One of the more powerful forces transforming the Indian economy and society is the rise of women in the work force. This rise is seen even in the prestigious Indian Civil Services as well. In the recent round of hiring for the elite services, more than a third of new recruits were women – the highest share ever. Amongst the top ranked, the top four were women and so were 12 of the top 20. Whilst this is no doubt a heartening statistic, it is still a struggle for the working woman in society. In this piece for the Indian Express, an IPS officer, Shraddha Pandey, articulates this and suggests what society in general, men in particular and the women themselves should do to help make the working woman’s life less struggle some.
“As a society, we have been encouraging women to be educated, financially secure and independent. We want them to be the equals of men at work. However, we have failed stunningly in preparing ourselves for such women. There is hardly any talk of an equal ecosystem at home. It is true that some physical load of jobs traditionally done by women has been outsourced in some households — there is someone to cook the food, clean the house and wash the clothes. Yet the mental load remains — what is to be made for breakfast, flour and sugar need to be bought, the child needs to be vaccinated and so on. It is routine for me to get a call in the midst of an important meeting with words and be told, “Madam, ghar mein aloo khatam hai.” Few gentlemen officers would have had such an experience.
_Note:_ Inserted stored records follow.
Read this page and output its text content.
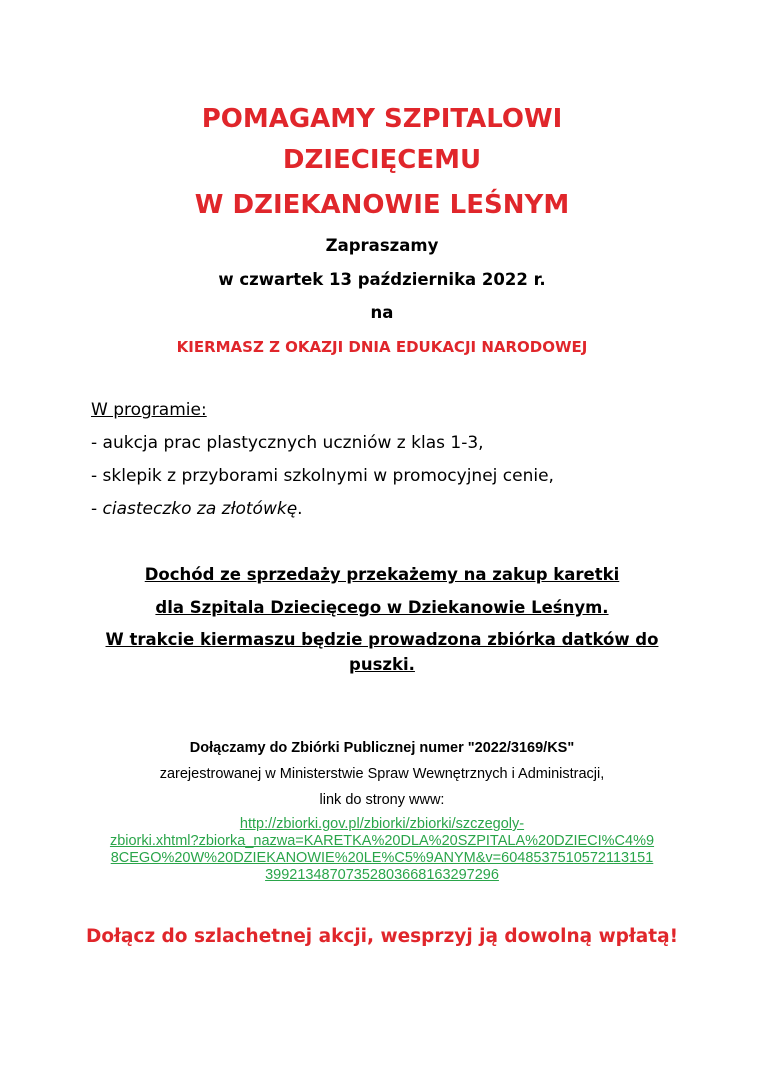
POMAGAMY SZPITALOWI
DZIECIĘCEMU
W DZIEKANOWIE LEŚNYM
Zapraszamy
w czwartek 13 października 2022 r.
na
KIERMASZ Z OKAZJI DNIA EDUKACJI NARODOWEJ
W programie:
- aukcja prac plastycznych uczniów z klas 1-3,
- sklepik z przyborami szkolnymi w promocyjnej cenie,
- ciasteczko za złotówkę.
Dochód ze sprzedaży przekażemy na zakup karetki
dla Szpitala Dziecięcego w Dziekanowie Leśnym.
W trakcie kiermaszu będzie prowadzona zbiórka datków do
puszki.
Dołączamy do Zbiórki Publicznej numer "2022/3169/KS"
zarejestrowanej w Ministerstwie Spraw Wewnętrznych i Administracji,
link do strony www:
http://zbiorki.gov.pl/zbiorki/zbiorki/szczegoly-
zbiorki.xhtml?zbiorka_nazwa=KARETKA%20DLA%20SZPITALA%20DZIECI%C4%9
8CEGO%20W%20DZIEKANOWIE%20LE%C5%9ANYM&v=6048537510572113151
399213487073528036681632972​96
Dołącz do szlachetnej akcji, wesprzyj ją dowolną wpłatą!
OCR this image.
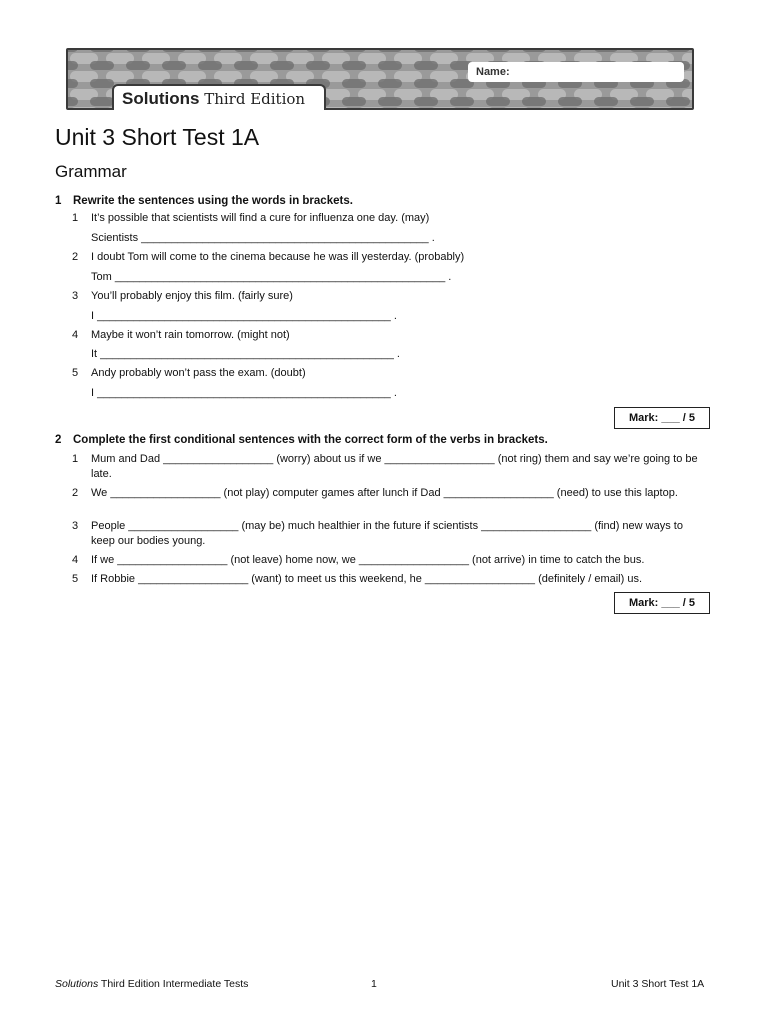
Name:
Solutions Third Edition
Unit 3 Short Test 1A
Grammar
1 Rewrite the sentences using the words in brackets.
1	It’s possible that scientists will find a cure for influenza one day. (may)
Scientists _______________________________________________ .
2	I doubt Tom will come to the cinema because he was ill yesterday. (probably)
Tom ______________________________________________________ .
3	You’ll probably enjoy this film. (fairly sure)
I ________________________________________________ .
4	Maybe it won’t rain tomorrow. (might not)
It ________________________________________________ .
5	Andy probably won’t pass the exam. (doubt)
I ________________________________________________ .
Mark: ___ / 5
2 Complete the first conditional sentences with the correct form of the verbs in brackets.
1	Mum and Dad __________________ (worry) about us if we __________________ (not ring) them and say we’re going to be late.
2	We __________________ (not play) computer games after lunch if Dad __________________ (need) to use this laptop.
3	People __________________ (may be) much healthier in the future if scientists __________________ (find) new ways to keep our bodies young.
4	If we __________________ (not leave) home now, we __________________ (not arrive) in time to catch the bus.
5	If Robbie __________________ (want) to meet us this weekend, he __________________ (definitely / email) us.
Mark: ___ / 5
Solutions Third Edition Intermediate Tests	1	Unit 3 Short Test 1A
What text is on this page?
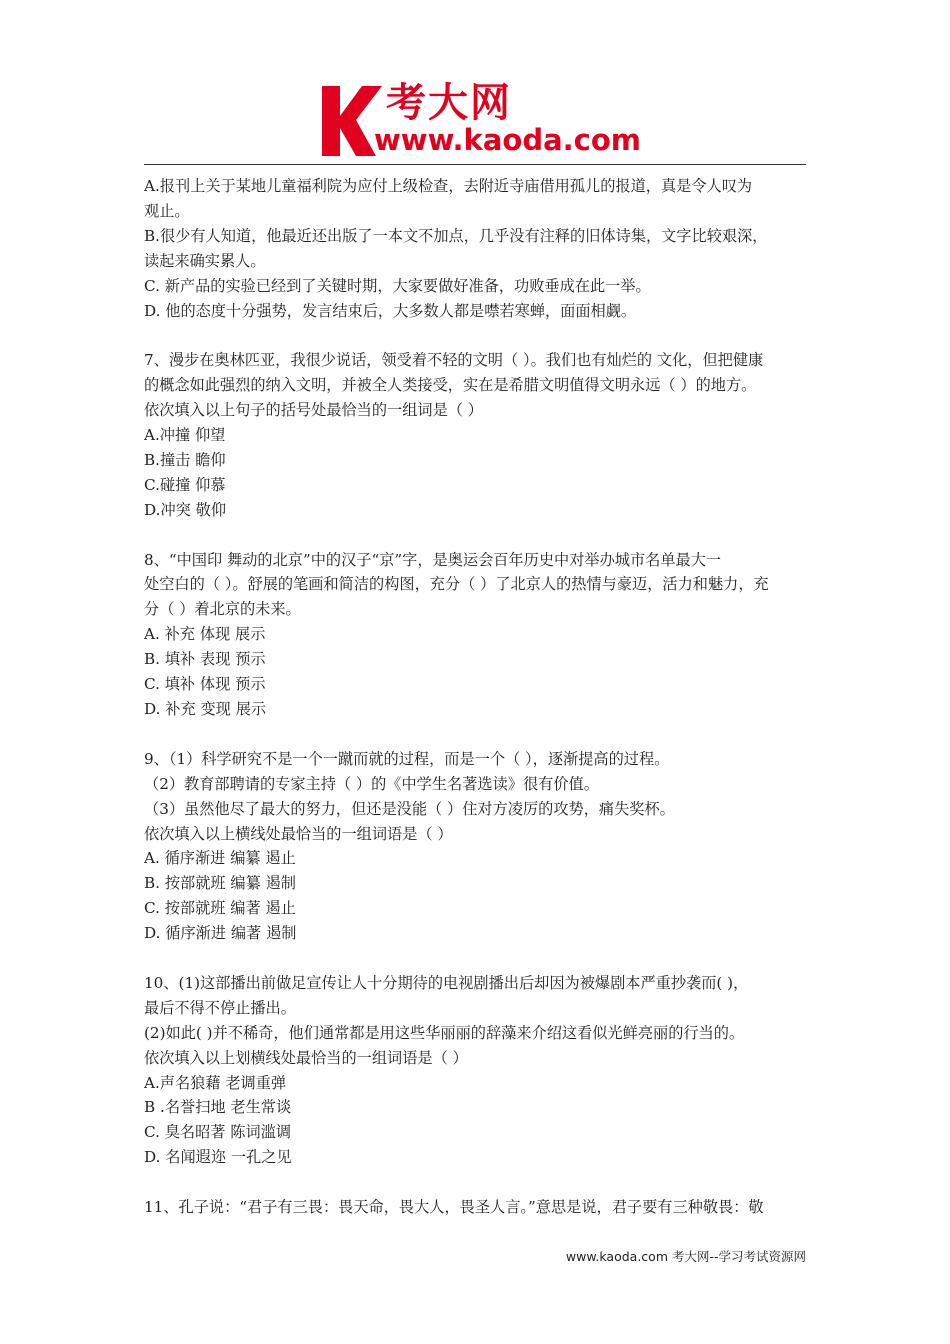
考大网
www.kaoda.com

A.报刊上关于某地儿童福利院为应付上级检查，去附近寺庙借用孤儿的报道，真是令人叹为

观止。

B.很少有人知道，他最近还出版了一本文不加点，几乎没有注释的旧体诗集，文字比较艰深，

读起来确实累人。

C. 新产品的实验已经到了关键时期，大家要做好准备，功败垂成在此一举。

D. 他的态度十分强势，发言结束后，大多数人都是噤若寒蝉，面面相觑。

7、漫步在奥林匹亚，我很少说话，领受着不轻的文明（ ）。我们也有灿烂的 文化，但把健康

的概念如此强烈的纳入文明，并被全人类接受，实在是希腊文明值得文明永远（ ）的地方。

依次填入以上句子的括号处最恰当的一组词是（ ）

A.冲撞 仰望

B.撞击 瞻仰

C.碰撞 仰慕

D.冲突 敬仰

8、“中国印 舞动的北京”中的汉子“京”字，是奥运会百年历史中对举办城市名单最大一

处空白的（ ）。舒展的笔画和简洁的构图，充分（ ）了北京人的热情与豪迈，活力和魅力，充

分（ ）着北京的未来。

A. 补充 体现 展示

B. 填补 表现 预示

C. 填补 体现 预示

D. 补充 变现 展示

9、（1）科学研究不是一个一蹴而就的过程，而是一个（ ），逐渐提高的过程。

（2）教育部聘请的专家主持（ ）的《中学生名著选读》很有价值。

（3）虽然他尽了最大的努力，但还是没能（ ）住对方凌厉的攻势，痛失奖杯。

依次填入以上横线处最恰当的一组词语是（ ）

A. 循序渐进 编纂 遏止

B. 按部就班 编纂 遏制

C. 按部就班 编著 遏止

D. 循序渐进 编著 遏制

10、(1)这部播出前做足宣传让人十分期待的电视剧播出后却因为被爆剧本严重抄袭而( )，

最后不得不停止播出。

(2)如此( )并不稀奇，他们通常都是用这些华丽丽的辞藻来介绍这看似光鲜亮丽的行当的。

依次填入以上划横线处最恰当的一组词语是（ ）

A.声名狼藉 老调重弹

B .名誉扫地 老生常谈

C. 臭名昭著 陈词滥调

D. 名闻遐迩 一孔之见

11、孔子说：“君子有三畏：畏天命，畏大人，畏圣人言。”意思是说，君子要有三种敬畏：敬

www.kaoda.com 考大网--学习考试资源网
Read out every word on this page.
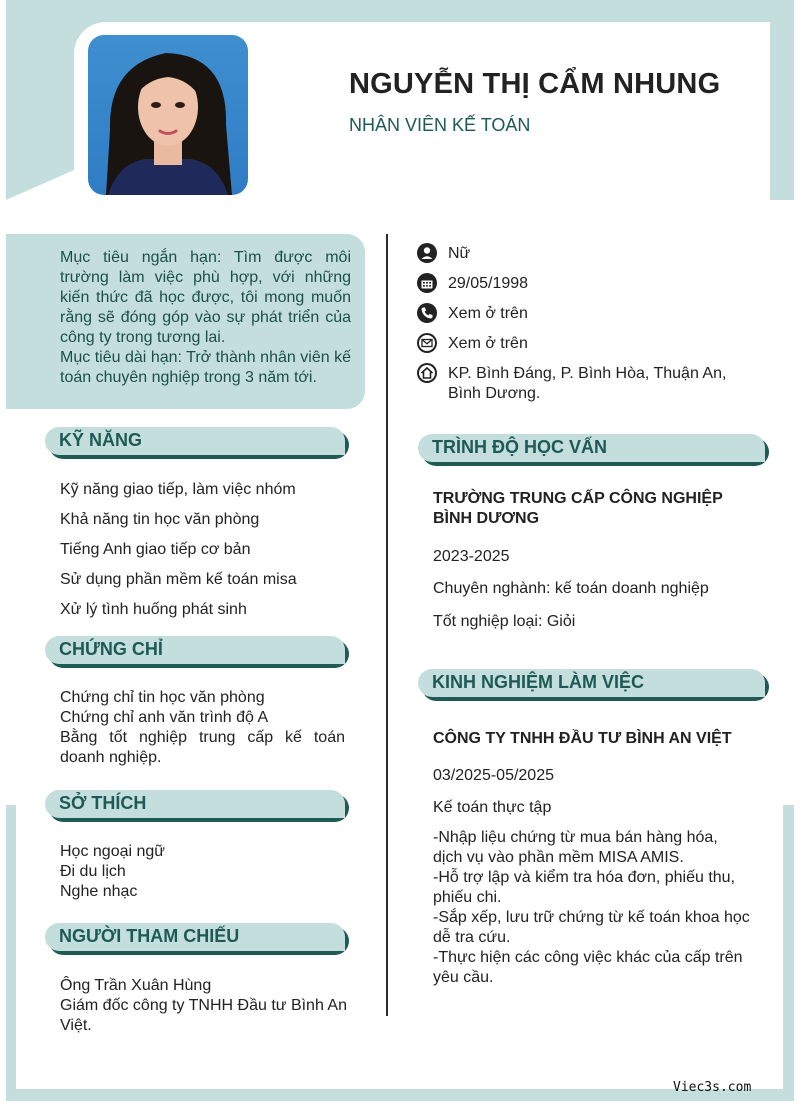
NGUYỄN THỊ CẨM NHUNG
NHÂN VIÊN KẾ TOÁN

Mục tiêu ngắn hạn: Tìm được môi trường làm việc phù hợp, với những kiến thức đã học được, tôi mong muốn rằng sẽ đóng góp vào sự phát triển của công ty trong tương lai.
Mục tiêu dài hạn: Trở thành nhân viên kế toán chuyên nghiệp trong 3 năm tới.

Nữ
29/05/1998
Xem ở trên
Xem ở trên
KP. Bình Đáng, P. Bình Hòa, Thuận An,
Bình Dương.
KỸ NĂNG
Kỹ năng giao tiếp, làm việc nhóm
Khả năng tin học văn phòng
Tiếng Anh giao tiếp cơ bản
Sử dụng phần mềm kế toán misa
Xử lý tình huống phát sinh
CHỨNG CHỈ
Chứng chỉ tin học văn phòng
Chứng chỉ anh văn trình độ A
Bằng tốt nghiệp trung cấp kế toán doanh nghiệp.
SỞ THÍCH
Học ngoại ngữ
Đi du lịch
Nghe nhạc
NGƯỜI THAM CHIẾU
Ông Trần Xuân Hùng
Giám đốc công ty TNHH Đầu tư Bình An Việt.
TRÌNH ĐỘ HỌC VẤN
TRƯỜNG TRUNG CẤP CÔNG NGHIỆP BÌNH DƯƠNG
2023-2025
Chuyên nghành: kế toán doanh nghiệp
Tốt nghiệp loại: Giỏi
KINH NGHIỆM LÀM VIỆC
CÔNG TY TNHH ĐẦU TƯ BÌNH AN VIỆT
03/2025-05/2025
Kế toán thực tập
-Nhập liệu chứng từ mua bán hàng hóa, dịch vụ vào phần mềm MISA AMIS.
-Hỗ trợ lập và kiểm tra hóa đơn, phiếu thu, phiếu chi.
-Sắp xếp, lưu trữ chứng từ kế toán khoa học dễ tra cứu.
-Thực hiện các công việc khác của cấp trên yêu cầu.
Viec3s.com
I don’t blame the person who makes this call. For him, the kitchen is his workplace and cooking nutritious meals his job. So, he will seek supervision on issues that are important in his view. However, one would be lying if one said that managing the kitchen, taking responsibility for the child, and work are not overwhelming. And one does hope these responsibilities can be shared more equitably as we go ahead”
She nonetheless urges working women to maintain the balance that only a woman can have. Referring to a recent quote: “Women are supposed to work like they don’t have children and be mothers like they don’t work outside the home. It is true that work is worship; it is also trye that the only people who remember you did overtime are your children. I ower everything I am to my profession and I wouldn’t even dream of cutting corners at my job. At the same time, I love my child more than anything I have ever loved or will love. There is a fine balance and striving to achieve it is everything. So be clear in seeking support from your partner and family in raising your child. Dedicate a few hours every week for activities to be done with your child. A happy home makes you a better employee.”